But even at almost 9, the Elfling had questions on the way home, about how sad it was and how unfair it was that someone so little should have to deal with that. And she was very quiet for a little while, as she took it in.
I took my camera to the party, because I always try to, and the weather was hot and steamy and yellow. The end of Summer in a humid golden glow. And I took photos of the Possum as he raided the lolly table, and the Monkey as she swished in her pettiskirt, and of various partygoers too. But I also wanted to take photos of the birthday girl. So I did, photos of her playing with her grandparents, and when I was jiggling soft rattly toys with her to make her smile.
And when I opened my SD card tonight, I could have photoshopped them into oblivion, wiped away all traces of that which society finds hard to deal with and I wondered if I were her mother, if that's what I would like, and I knew it wasn't. So I fixed my light source and my white balance, and I flipped a few into monochrome because I'm a sucker for children's photos in monochrome. And I looked at the photos that came out, and I was truly happy with them. Photos of a happy little girl on her birthday, that looked like her. That had been tinkered with, sure, because a little bit of extra shadow and contrast can make a subject jump off a page, but I didn't up my saturation to where only her eyes were visible, or correct any of the shine from her creams. And I hope that her mother and her grandmother like them too.
As I went through the photos, I also found a few of my Elfling, looking ethereal and embracing her Rivendell heritage. And it was an awful day when I took them, where I cried for the first time in a long time and revisited things I thought were gone and buried. And I was bitter and devastated and miserable and crumbling into the cave inside my chest when I took them, trying desperately not to cry in front of her. When I saw her climb up onto a rock, her yellow sundress billowing lightly around her knees as the sun rays from above hit the golden lights in her hair. And none of it mattered any more. I may have plenty of things that are pushing my buttons and trying to pull me down, but I still have her. Embodiment of the Gleam.
3 comments:
Obviously, you knew last night just how taken I was with this photo. But honestly Jenn, it's like a work of art. She's like a work of art. I am mesmerised by that photo - and when you say "Embodiment of the Gleam" it all fits into place and I feel like I know now why I loved it.
There's something magical and ethereal about that girl, to me.
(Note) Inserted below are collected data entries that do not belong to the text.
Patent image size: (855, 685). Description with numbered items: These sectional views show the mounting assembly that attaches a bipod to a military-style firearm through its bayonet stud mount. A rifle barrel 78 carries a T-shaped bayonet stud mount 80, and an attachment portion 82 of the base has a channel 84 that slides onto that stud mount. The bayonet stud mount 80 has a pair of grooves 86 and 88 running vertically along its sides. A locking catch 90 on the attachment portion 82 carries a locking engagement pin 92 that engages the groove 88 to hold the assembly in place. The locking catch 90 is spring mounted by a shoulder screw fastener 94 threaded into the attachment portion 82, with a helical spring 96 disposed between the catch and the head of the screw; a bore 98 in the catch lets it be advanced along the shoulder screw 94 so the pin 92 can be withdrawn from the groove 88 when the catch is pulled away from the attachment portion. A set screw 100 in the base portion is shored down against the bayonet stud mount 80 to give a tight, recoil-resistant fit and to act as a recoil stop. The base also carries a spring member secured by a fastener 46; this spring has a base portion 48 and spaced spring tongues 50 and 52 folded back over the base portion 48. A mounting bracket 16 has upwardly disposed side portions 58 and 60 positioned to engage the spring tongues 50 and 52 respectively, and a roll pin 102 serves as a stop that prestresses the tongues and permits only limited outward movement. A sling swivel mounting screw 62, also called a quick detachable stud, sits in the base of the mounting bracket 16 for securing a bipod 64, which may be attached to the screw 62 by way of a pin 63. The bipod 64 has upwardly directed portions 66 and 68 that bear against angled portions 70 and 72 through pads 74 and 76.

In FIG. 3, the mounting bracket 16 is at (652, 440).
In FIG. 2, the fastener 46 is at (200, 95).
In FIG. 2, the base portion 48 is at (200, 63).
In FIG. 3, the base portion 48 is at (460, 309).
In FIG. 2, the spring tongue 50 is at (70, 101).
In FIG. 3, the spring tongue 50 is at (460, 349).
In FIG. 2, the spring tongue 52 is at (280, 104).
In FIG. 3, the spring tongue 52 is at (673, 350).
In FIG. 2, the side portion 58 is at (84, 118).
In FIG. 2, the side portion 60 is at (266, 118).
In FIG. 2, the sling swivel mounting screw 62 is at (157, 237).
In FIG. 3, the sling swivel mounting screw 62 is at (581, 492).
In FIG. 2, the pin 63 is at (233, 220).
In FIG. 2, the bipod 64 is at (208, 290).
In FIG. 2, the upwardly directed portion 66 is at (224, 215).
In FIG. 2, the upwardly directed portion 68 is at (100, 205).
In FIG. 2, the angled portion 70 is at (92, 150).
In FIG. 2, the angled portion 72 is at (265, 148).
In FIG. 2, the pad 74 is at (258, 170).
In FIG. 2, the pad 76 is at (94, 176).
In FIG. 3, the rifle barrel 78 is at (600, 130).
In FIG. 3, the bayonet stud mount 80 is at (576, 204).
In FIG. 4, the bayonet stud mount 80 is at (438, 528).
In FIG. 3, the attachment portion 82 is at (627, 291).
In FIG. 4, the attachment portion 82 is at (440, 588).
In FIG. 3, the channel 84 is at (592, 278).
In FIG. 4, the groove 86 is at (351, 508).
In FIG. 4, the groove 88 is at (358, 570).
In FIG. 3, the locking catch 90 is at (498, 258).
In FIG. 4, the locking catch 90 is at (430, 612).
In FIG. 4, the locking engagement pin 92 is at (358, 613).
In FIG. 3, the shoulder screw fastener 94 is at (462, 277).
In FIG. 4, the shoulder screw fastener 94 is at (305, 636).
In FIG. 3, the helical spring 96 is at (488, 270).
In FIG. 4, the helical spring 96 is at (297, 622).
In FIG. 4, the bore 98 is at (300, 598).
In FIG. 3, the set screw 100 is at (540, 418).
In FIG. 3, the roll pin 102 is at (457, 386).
Your beautiful Elfling.
I'm glad you didn't edit away the birthday girl's 'flaws'. I think if it were my baby, I'd have been so sad if you had. (But I'm completely with you on the black and white. Still my favourite photos of my children are B&W).
Breathtaking photo Jenn. Enchanting. And I bet your photos of the little birthday girl are every bit as mesmerising for her family.
Your writing is ethereally fantastically good, fairy fairy good, where did you go? Keep writing. Reading what you wrote gives me courage to write again, to maybe even publish -- it's that inspiring. I found you just now via a Pinterest photo. A photo of two statues making love. That's not intended to mean anything, just wanted to let you know.